A cônsul-geral Joanne Lemay apresentou dados que reforçam o papel de São Paulo como eixo da parceria bilateral. Segundo ela, o estado é o principal destino das exportações canadenses, que somam cerca de R$ 9 bilhões, enquanto as vendas paulistas ao Canadá superam R$ 4 bilhões. “A parceria com São Paulo não é apenas robusta, ela olha para o futuro e é construída para crescer”, disse.
Diplomacia subnacional
Parlamentares ressaltaram o papel da Alesp na diplomacia subnacional, modalidade em que governos estaduais e municipais atuam diretamente na construção de parcerias internacionais. Fiorilo defendeu a criação de uma agenda permanente com a Câmara de Comércio do Canadá para incentivar a internacionalização de empresas paulistas.

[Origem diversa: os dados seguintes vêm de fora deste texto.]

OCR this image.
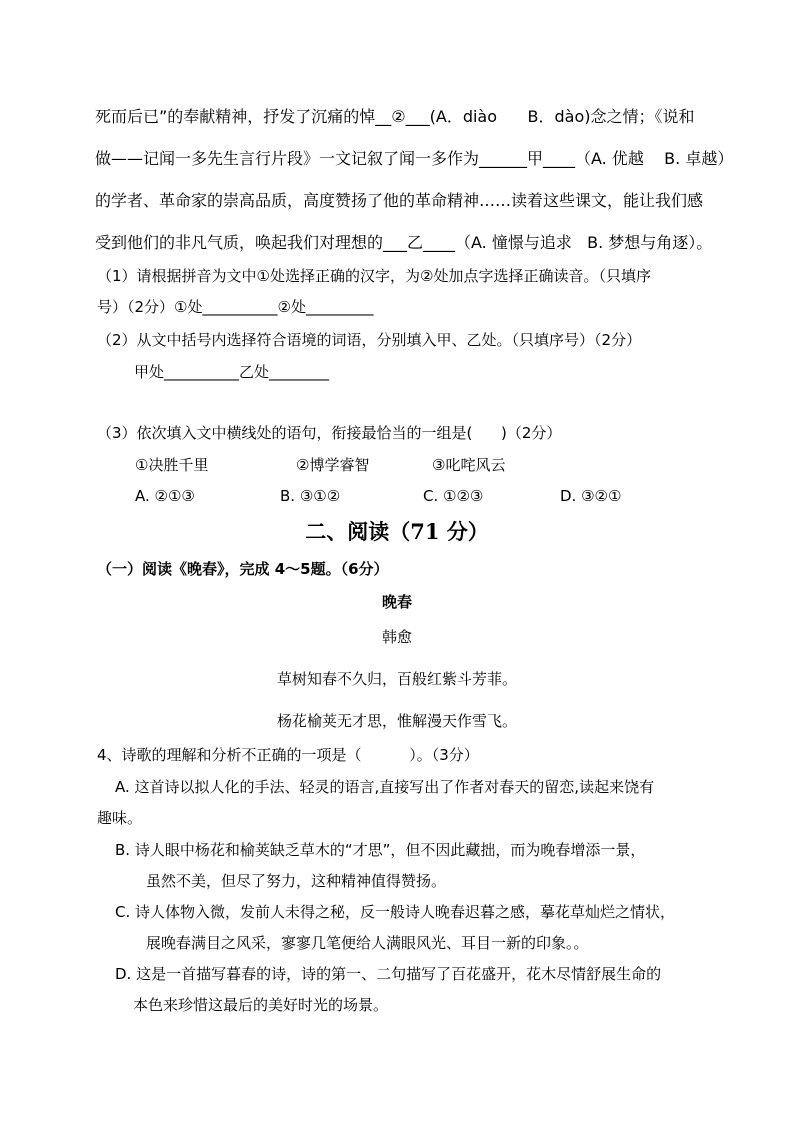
死而后已”的奉献精神，抒发了沉痛的悼__②___(A．diào      B．dào)念之情；《说和
做——记闻一多先生言行片段》一文记叙了闻一多作为______甲____（A. 优越    B. 卓越）
的学者、革命家的崇高品质，高度赞扬了他的革命精神……读着这些课文，能让我们感
受到他们的非凡气质，唤起我们对理想的___乙____（A. 憧憬与追求   B. 梦想与角逐）。
（1）请根据拼音为文中①处选择正确的汉字，为②处加点字选择正确读音。（只填序
号）（2分）①处__________②处_________
（2）从文中括号内选择符合语境的词语，分别填入甲、乙处。（只填序号）（2分）
甲处__________乙处________
（3）依次填入文中横线处的语句，衔接最恰当的一组是(      )（2分）
①决胜千里	②博学睿智	③叱咤风云
A. ②①③	B. ③①②	C. ①②③	D. ③②①
二、阅读（71 分）
（一）阅读《晚春》，完成 4～5题。（6分）
晚春
韩愈
草树知春不久归，百般红紫斗芳菲。
杨花榆荚无才思，惟解漫天作雪飞。
4、诗歌的理解和分析不正确的一项是（          ）。（3分）
A. 这首诗以拟人化的手法、轻灵的语言,直接写出了作者对春天的留恋,读起来饶有
趣味。
B. 诗人眼中杨花和榆荚缺乏草木的“才思”，但不因此藏拙，而为晚春增添一景，
虽然不美，但尽了努力，这种精神值得赞扬。
C. 诗人体物入微，发前人未得之秘，反一般诗人晚春迟暮之感，摹花草灿烂之情状，
展晚春满目之风采，寥寥几笔便给人满眼风光、耳目一新的印象。。
D. 这是一首描写暮春的诗，诗的第一、二句描写了百花盛开，花木尽情舒展生命的
本色来珍惜这最后的美好时光的场景。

A deputada Thainara Faria (PT) enalteceu a política canadense de acolhimento em meio a conflitos globais. Na mesma linha, Mauro Bragato (PSD) classificou o país como referência de inovação e direitos humanos. Já Eduardo Suplicy (PT) abordou o intercâmbio de modelos sociais ao citar a renda básica universal como instrumento de promoção da dignidade e de combate à desigualdade social.
Educação e pesquisa
Além da dimensão econômica, a cooperação entre São Paulo e o Canadá também se reflete na educação e na pesquisa. O chefe da Assessoria Internacional do Governo de São Paulo, Samo Tosatti, afirmou que o programa estadual “Prontos para o Mundo” já viabilizou o intercâmbio de 470 estudantes da rede pública paulista para o Canadá.
Tosatti acrescentou que mais de 30 acordos entre universidades paulistas e canadenses estão em vigor, além do intercâmbio científico envolvendo a Fundação de Amparo à Pesquisa do Estado de São Paulo (Fapesp).
No campo diplomático, o embaixador brasileiro Nelson Tabajara, chefe da Representação do Ministério das Relações Exteriores em São Paulo, destacou o andamento das negociações para um acordo de livre comércio entre Mercosul e Canadá. Segundo ele, a medida deve reduzir tarifas e barreiras comerciais e ampliar a cooperação em áreas como energias limpas, inteligência artificial e biotecnologia.
Visita diplomática
De passagem pela Alesp, o embaixador de Ruanda no Brasil, Lawrence Manzi, também participou do encontro com o representante canadense. O diplomata ruandês esteve na Casa a convite da deputada Thainara Faria, coordenadora do Grupo de Amizade Brasil-Ruanda, órgão vinculado à CRI.